Belastingdienst in ongelijk gesteld door rechtbank

Belastingdienst in ongelijk gesteld door rechtbank

Autobedrijf Bert Kramer werd door de belastingdienst verdacht van miljoenenfraude bij de import van ruim tweeduizend occasions.

Rechtbank veegt bpm naheffing belastingdienst van tafel

Rechtbank veegt miljoenen bpm-naheffing van tafel

De rechtbank Noord-Nederland heeft een naheffing van 4,2 miljoen euro ongegrond verklaard. De naheffing was in 2013 door de Belastingdienst opgelegd aan autobedrijf Bert Kramer. De rechter verwierp echter de argumenten van de Belastingdienst. Uiteindelijk schikten beide partijen voor 75 duizend euro. Dat blijkt uit de uitspraak, die eerder deze maand is gedaan.

In 2013 werd een inval gedaan bij het Groningse autobedrijf. Daarna volgde zowel een strafrechtelijke als civiele procedure. In de strafrechtelijk procedure werd Bert Kramer veroordeeld tot een celstraf van dertig maanden. In deze zaak loopt nu hoger beroep.
De Belastingdienst legde een naheffing op van 4,2 miljoen euro. In deze procedure werd Kramer wel in het gelijk gesteld. In de civiele zaak controleerde de Fiod bij 66 van de 2.341 door Bert Kramer geïmporteerde auto’s de bpm-aangifte.
Op basis daarvan concludeerde de dienst dat er ruim 200 duizend euro te weinig aan bpm was afgedragen, gemiddeld drieduizend euro per auto. Vervolgens heeft de Belastingdienst dat bedrag geëxtrapoleerd en met een correctiefactor van 0,6 vermenigvuldigd.

Geen schuldbekentenis

De rechtbank stelt in het vonnis dat deze extrapolatie echter niet zomaar kan worden uitgevoerd, omdat het individuele objecten betreft. “De inspecteur moet dus voor elke personenauto aannemelijk maken dat zowel absoluut als relatief aanzienlijk te weinig bpm is voldaan”, staat er in het vonnis. De rechtbank stelde daarbij dat voor de 66 beoordeelde auto’s geldt dat er nooit voor meer dan 120 duizend euro (200 duizend euro x 0,6 correctiefactor) aan naheffing opgelegd kan worden. Daarna besloten beide partijen om te schikken voor 75 duizend euro.
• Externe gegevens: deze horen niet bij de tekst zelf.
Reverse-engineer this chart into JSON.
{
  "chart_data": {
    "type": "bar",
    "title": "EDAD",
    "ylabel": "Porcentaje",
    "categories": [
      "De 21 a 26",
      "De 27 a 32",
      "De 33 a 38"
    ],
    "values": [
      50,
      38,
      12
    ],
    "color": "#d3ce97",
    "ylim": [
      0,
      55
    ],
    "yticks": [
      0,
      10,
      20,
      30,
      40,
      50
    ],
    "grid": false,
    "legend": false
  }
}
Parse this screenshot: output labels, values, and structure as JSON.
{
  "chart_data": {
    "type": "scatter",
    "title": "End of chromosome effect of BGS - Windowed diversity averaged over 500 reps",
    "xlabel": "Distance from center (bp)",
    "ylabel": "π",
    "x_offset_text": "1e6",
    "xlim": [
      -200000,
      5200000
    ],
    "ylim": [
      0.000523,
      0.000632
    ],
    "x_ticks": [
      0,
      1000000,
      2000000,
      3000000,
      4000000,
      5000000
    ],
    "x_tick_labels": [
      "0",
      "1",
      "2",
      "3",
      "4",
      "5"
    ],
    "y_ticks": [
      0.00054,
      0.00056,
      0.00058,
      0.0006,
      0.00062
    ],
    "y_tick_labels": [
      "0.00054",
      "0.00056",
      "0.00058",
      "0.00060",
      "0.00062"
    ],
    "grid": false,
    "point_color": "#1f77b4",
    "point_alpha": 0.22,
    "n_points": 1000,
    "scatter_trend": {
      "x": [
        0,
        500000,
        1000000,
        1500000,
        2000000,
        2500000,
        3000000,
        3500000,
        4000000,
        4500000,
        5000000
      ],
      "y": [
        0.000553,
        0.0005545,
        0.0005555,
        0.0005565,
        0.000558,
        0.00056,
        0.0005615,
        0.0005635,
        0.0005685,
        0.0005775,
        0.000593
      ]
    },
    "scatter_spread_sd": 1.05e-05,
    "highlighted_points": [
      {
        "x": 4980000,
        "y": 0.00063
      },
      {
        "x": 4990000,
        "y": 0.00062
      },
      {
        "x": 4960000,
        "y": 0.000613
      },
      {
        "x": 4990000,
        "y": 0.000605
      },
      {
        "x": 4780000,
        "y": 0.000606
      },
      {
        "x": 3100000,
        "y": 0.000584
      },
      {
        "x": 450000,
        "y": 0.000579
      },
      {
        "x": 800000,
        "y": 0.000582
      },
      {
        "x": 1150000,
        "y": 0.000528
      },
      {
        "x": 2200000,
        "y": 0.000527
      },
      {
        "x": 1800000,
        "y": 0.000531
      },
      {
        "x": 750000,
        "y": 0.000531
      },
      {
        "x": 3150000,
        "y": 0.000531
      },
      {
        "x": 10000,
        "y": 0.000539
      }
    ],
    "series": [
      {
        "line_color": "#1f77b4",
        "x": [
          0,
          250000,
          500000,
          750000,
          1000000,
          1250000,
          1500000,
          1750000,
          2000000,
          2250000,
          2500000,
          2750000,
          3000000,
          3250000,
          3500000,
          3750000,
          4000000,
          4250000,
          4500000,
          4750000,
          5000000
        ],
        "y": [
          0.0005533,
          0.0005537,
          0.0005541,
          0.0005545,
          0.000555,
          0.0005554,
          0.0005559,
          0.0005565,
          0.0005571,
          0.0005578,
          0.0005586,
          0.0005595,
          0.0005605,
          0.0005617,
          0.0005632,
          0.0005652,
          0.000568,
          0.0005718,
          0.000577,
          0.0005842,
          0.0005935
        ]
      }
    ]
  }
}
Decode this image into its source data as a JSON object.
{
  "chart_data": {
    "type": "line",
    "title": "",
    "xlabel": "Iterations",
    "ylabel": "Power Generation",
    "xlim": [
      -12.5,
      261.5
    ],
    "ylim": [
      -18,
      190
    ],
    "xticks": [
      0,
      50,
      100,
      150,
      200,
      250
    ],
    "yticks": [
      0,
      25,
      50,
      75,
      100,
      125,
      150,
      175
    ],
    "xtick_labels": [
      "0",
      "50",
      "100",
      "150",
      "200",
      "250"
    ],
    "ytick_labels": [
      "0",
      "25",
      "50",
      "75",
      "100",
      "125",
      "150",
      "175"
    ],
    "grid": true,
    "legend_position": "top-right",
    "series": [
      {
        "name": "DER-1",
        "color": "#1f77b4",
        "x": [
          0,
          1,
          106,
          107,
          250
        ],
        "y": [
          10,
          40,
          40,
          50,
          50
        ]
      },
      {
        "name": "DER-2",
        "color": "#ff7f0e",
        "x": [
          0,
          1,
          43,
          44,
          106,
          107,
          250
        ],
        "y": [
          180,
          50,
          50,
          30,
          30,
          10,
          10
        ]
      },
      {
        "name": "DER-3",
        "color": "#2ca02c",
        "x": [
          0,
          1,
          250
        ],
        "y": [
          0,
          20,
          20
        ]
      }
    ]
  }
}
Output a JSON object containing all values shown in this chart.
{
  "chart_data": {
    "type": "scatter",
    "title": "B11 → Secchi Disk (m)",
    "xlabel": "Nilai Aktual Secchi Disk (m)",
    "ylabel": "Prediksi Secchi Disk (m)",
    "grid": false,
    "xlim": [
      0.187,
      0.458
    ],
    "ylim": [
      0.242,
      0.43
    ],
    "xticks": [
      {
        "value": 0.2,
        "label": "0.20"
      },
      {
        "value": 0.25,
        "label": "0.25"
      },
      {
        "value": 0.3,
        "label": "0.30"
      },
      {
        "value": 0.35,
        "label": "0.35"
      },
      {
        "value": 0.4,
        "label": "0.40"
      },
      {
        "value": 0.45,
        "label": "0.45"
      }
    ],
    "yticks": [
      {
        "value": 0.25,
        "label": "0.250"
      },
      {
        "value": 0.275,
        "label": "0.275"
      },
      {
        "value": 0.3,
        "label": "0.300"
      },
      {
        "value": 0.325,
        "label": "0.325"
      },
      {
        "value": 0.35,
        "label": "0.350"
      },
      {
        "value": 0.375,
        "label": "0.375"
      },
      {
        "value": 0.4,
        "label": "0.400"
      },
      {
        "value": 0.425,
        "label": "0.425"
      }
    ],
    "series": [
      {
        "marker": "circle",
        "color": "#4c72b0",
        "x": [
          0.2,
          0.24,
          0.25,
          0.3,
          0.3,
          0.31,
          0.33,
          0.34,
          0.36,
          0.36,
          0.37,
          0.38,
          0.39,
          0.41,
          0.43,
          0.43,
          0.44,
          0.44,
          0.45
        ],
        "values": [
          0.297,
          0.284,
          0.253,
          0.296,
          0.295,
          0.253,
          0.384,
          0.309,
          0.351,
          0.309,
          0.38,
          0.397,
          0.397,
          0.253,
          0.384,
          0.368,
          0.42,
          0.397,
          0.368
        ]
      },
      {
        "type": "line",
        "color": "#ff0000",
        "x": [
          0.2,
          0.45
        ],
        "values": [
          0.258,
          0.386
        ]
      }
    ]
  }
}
“Dit bedrag is tot stand gekomen op proces economische belangen. Ofwel, het werd tijd om deze zaak te sluiten.”

Van een schuldbekentenis is echter geen sprake, aldus Kramer. “Dit bedrag is tot stand gekomen op proces economische belangen”, zegt hij in een reactie. “Ofwel, het werd tijd om deze zaak te sluiten.” Volgens Kramer is het zijn eerlijkheid geweest, die de Belastingdienst heeft getriggerd de Fiod in te schakelen. “Ik heb toegegeven dat er zaken wellicht anders hadden gemoeten. Op basis daarvan dacht de Belastingdienst met een megazaak van te doen hebben, wat volstrekt niet het geval is. In de praktijk is bpm-aangifte echter nog steeds geen exacte wetenschap, dat heb ik vaak genoeg geprobeerd uit te leggen.”

De Belastingdienst kan ondanks de schikking nog wel beroep aantekenen.